I referendum sulla Giustizia non hanno raggiunto il quorum, fermandosi a una partecipazione del 20,9%. Il sì avanti in tutti i cinque quesiti. L’affluenza per le elezioni Comunali è stata invece del 54,7% con lo spoglio che inizia alle 14.
L’affluenza definitiva (7.903 Comuni su 7.903) per il voto sui 5 referendum sulla Giustizia è stata poco superiore al 20,9%. Secondo i dati del Viminale, al primo quesito (“Incandidabilità dopo condanna”) l’affluenza è stata del 20,95%; al secondo quesito (“Limitazione misure cautelari”) 20,93%; al terzo quesito (“Separazione funzioni dei magistrati”) 20,93%; al quarto quesito (“Membri laici consigli giudiziari”) 20,92%; al quinto quesito (“Elezioni componenti togati CSM”) 20,92%.
Il mancato raggiungimento del quorum (scrive il Centro Studi Livatino in un suo editoriale all’indomani del voto) costituisce non soltanto il naufragio dell’iniziativa referendaria – dagli obiettivi condivisibili, ma operata coi mezzi più confusi e contraddittori – bensì pure il fallimento sui temi della giustizia di una intera legislatura: partita dalla manipolazione della prescrizione, proseguita con l’introduzione di istituti dagli effetti devastanti, quale l’improcedibilità in appello e in cassazione, e con destinazioni dei fondi Pnrr provvisorie e inutili, come l’ufficio per il processo, senza affrontare direttamente uno solo dei problemi emersi dal c.d. ‘caso Palamara’.

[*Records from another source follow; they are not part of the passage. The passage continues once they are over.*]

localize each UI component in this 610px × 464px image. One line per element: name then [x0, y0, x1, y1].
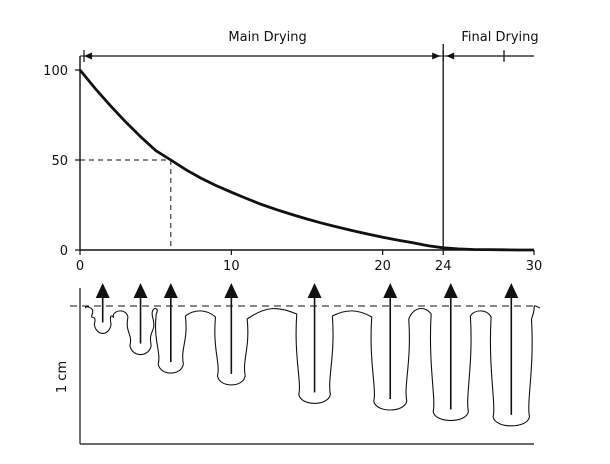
bracket-arrowhead: [84, 52, 92, 60]
vapor-arrow-head: [443, 283, 458, 298]
reference-lines: [80, 44, 444, 250]
x-tick-label: 30: [526, 259, 543, 274]
phase-label: Main Drying: [228, 30, 306, 45]
phase-brackets: Main Drying Final Drying: [83, 30, 539, 62]
phase-label: Final Drying: [461, 30, 538, 45]
vapor-arrow-head: [307, 283, 322, 298]
vapor-arrow-head: [224, 283, 239, 298]
pore-outline: [85, 305, 541, 427]
y-tick-label: 0: [60, 244, 68, 259]
drying-curve: [78, 69, 534, 252]
vapor-arrow-head: [163, 283, 178, 298]
vapor-arrow-head: [95, 283, 110, 298]
y-ticks: 0 50 100: [43, 64, 80, 259]
x-tick-label: 0: [76, 259, 84, 274]
vapor-arrows: [95, 283, 519, 415]
bracket-arrowhead: [432, 52, 441, 60]
vapor-arrow-head: [133, 283, 148, 298]
x-tick-label: 24: [435, 259, 452, 274]
x-tick-label: 20: [374, 259, 391, 274]
x-ticks: 0 10 20 24 30: [76, 250, 542, 274]
x-tick-label: 10: [223, 259, 240, 274]
y-tick-label: 50: [51, 154, 68, 169]
scale-label: 1 cm: [55, 361, 70, 393]
vapor-arrow-head: [504, 283, 519, 298]
y-tick-label: 100: [43, 64, 68, 79]
bracket-arrowhead: [446, 52, 455, 60]
vapor-arrow-head: [383, 283, 398, 298]
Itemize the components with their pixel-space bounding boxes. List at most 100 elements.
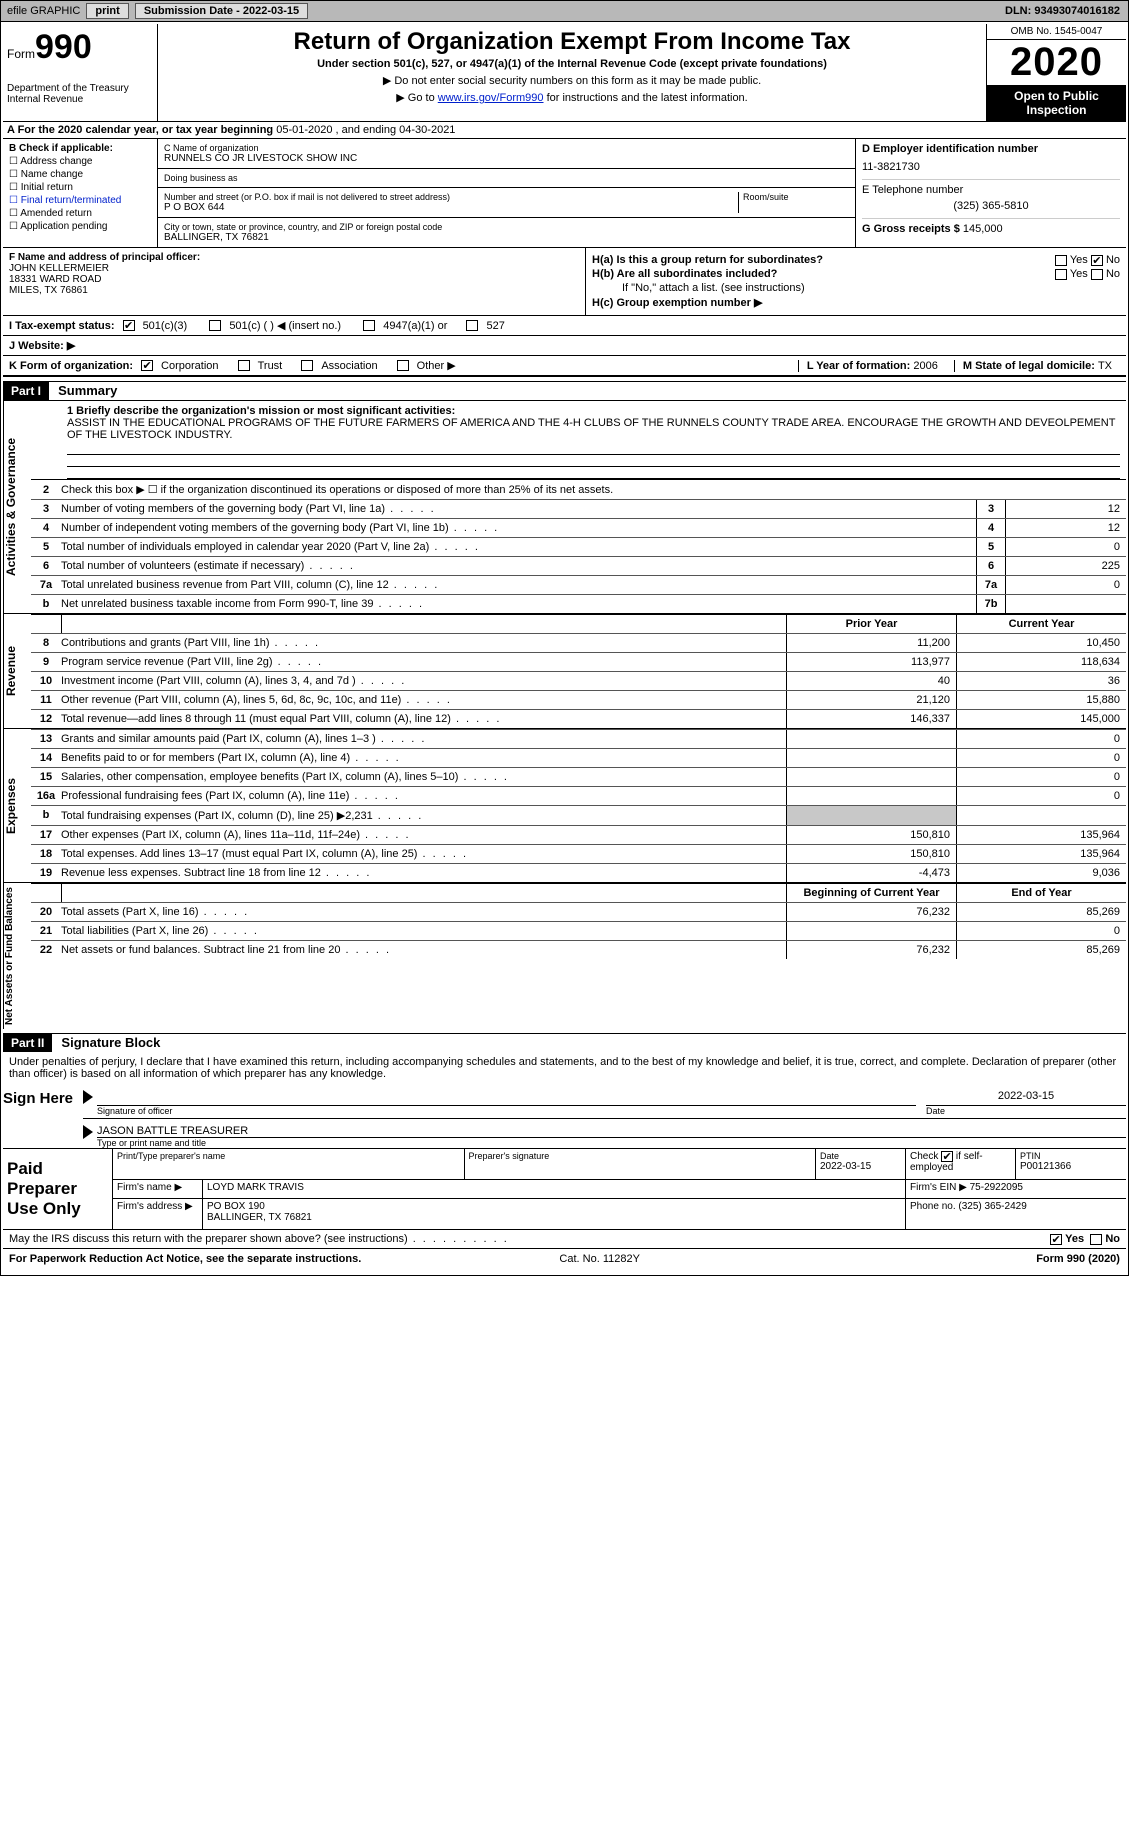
row-text: Program service revenue (Part VIII, line… bbox=[61, 653, 786, 671]
cb-other[interactable] bbox=[397, 360, 409, 371]
submission-date-value: 2022-03-15 bbox=[243, 5, 299, 17]
o-4947: 4947(a)(1) or bbox=[383, 320, 447, 332]
ein-value: 11-3821730 bbox=[862, 161, 1120, 173]
fin-row: 9 Program service revenue (Part VIII, li… bbox=[31, 652, 1126, 671]
current-value: 36 bbox=[956, 672, 1126, 690]
row-text: Total revenue—add lines 8 through 11 (mu… bbox=[61, 710, 786, 728]
hc-label: H(c) Group exemption number ▶ bbox=[592, 296, 762, 309]
line-i-label: I Tax-exempt status: bbox=[9, 320, 115, 332]
row-num: 20 bbox=[31, 903, 61, 921]
ha-yes-box[interactable] bbox=[1055, 255, 1067, 266]
prior-value: 11,200 bbox=[786, 634, 956, 652]
row-text: Net assets or fund balances. Subtract li… bbox=[61, 941, 786, 959]
o-assoc: Association bbox=[321, 360, 377, 372]
row-text: Total assets (Part X, line 16) bbox=[61, 903, 786, 921]
vlabel-net: Net Assets or Fund Balances bbox=[3, 883, 31, 1029]
cb-corp[interactable] bbox=[141, 360, 153, 371]
gov-row: 4 Number of independent voting members o… bbox=[31, 518, 1126, 537]
cb-name-change[interactable]: ☐ Name change bbox=[9, 169, 151, 180]
cb-4947[interactable] bbox=[363, 320, 375, 331]
row-text: Professional fundraising fees (Part IX, … bbox=[61, 787, 786, 805]
current-value: 118,634 bbox=[956, 653, 1126, 671]
header-block-bcde: B Check if applicable: ☐ Address change … bbox=[3, 139, 1126, 247]
row-num: 6 bbox=[31, 557, 61, 575]
prep-sig-hdr: Preparer's signature bbox=[469, 1151, 812, 1161]
row-text: Total expenses. Add lines 13–17 (must eq… bbox=[61, 845, 786, 863]
row-num: 16a bbox=[31, 787, 61, 805]
vlabel-expenses: Expenses bbox=[3, 729, 31, 882]
discuss-no-box[interactable] bbox=[1090, 1234, 1102, 1245]
current-value: 0 bbox=[956, 730, 1126, 748]
box-c: C Name of organization RUNNELS CO JR LIV… bbox=[158, 139, 856, 247]
row-boxnum: 4 bbox=[976, 519, 1006, 537]
officer-sig-line[interactable] bbox=[97, 1090, 916, 1106]
fin-row: 17 Other expenses (Part IX, column (A), … bbox=[31, 825, 1126, 844]
form-number: Form990 bbox=[7, 28, 153, 67]
firm-phone: (325) 365-2429 bbox=[958, 1201, 1026, 1212]
row-text: Grants and similar amounts paid (Part IX… bbox=[61, 730, 786, 748]
row-value: 225 bbox=[1006, 557, 1126, 575]
cb-self-employed[interactable] bbox=[941, 1151, 953, 1162]
row-num: 8 bbox=[31, 634, 61, 652]
discuss-yes-box[interactable] bbox=[1050, 1234, 1062, 1245]
row-boxnum: 7b bbox=[976, 595, 1006, 613]
fin-row: 8 Contributions and grants (Part VIII, l… bbox=[31, 633, 1126, 652]
row-text: Total liabilities (Part X, line 26) bbox=[61, 922, 786, 940]
period-mid: , and ending bbox=[332, 124, 399, 136]
cb-amended[interactable]: ☐ Amended return bbox=[9, 208, 151, 219]
cb-app-pending[interactable]: ☐ Application pending bbox=[9, 221, 151, 232]
row-num: 21 bbox=[31, 922, 61, 940]
part-ii-header: Part II Signature Block bbox=[3, 1033, 1126, 1052]
cb-trust[interactable] bbox=[238, 360, 250, 371]
row-num: 3 bbox=[31, 500, 61, 518]
row-text: Other revenue (Part VIII, column (A), li… bbox=[61, 691, 786, 709]
officer-addr1: 18331 WARD ROAD bbox=[9, 274, 101, 285]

Se il bilancio è di cinque anni perduti, unitamente a risorse e a occasioni di riforme – prosegue il Centro Studi Livatino – il senso di responsabilità impone alle forze politiche, all’indomani di questa manifestazione di sfiducia dell’elettorato, di individuare i veri nodi della questione giustizia in Italia e, al di là delle divisioni, di assumere l’impegno perché la prossima legislatura sia dedicata ad affrontarli e a risolverli.
Ciò vuol dire, per restare allo stretto ambito della magistratura, puntare, oltre che a una vera e formale separazione delle carriere, che comunque ha bisogno di una modifica costituzionale, a estrapolare il giudizio disciplinare dal CSM, per affidarlo a un giudice non elettivo, ad adeguare gli organici di magistrati e personale di cancelleria, elevando l’attuale media della metà rispetto agli organici degli altri Pesi UE, a rivedere i meccanismi di ingresso nella funzione e di progressione in carriera, e quindi a cambiare le modalità del concorso e della nomina dei capi degli uffici.
Chi ha ricevuto un mandato dagli elettori, e siede in Parlamento e nel Governo – conclude il Centro Studi Livatino – vari queste indilazionabili riforme, senza aggiramenti per via referendaria: che fanno tornare al punto di partenza, avendo nel frattempo bruciato tempo e denaro.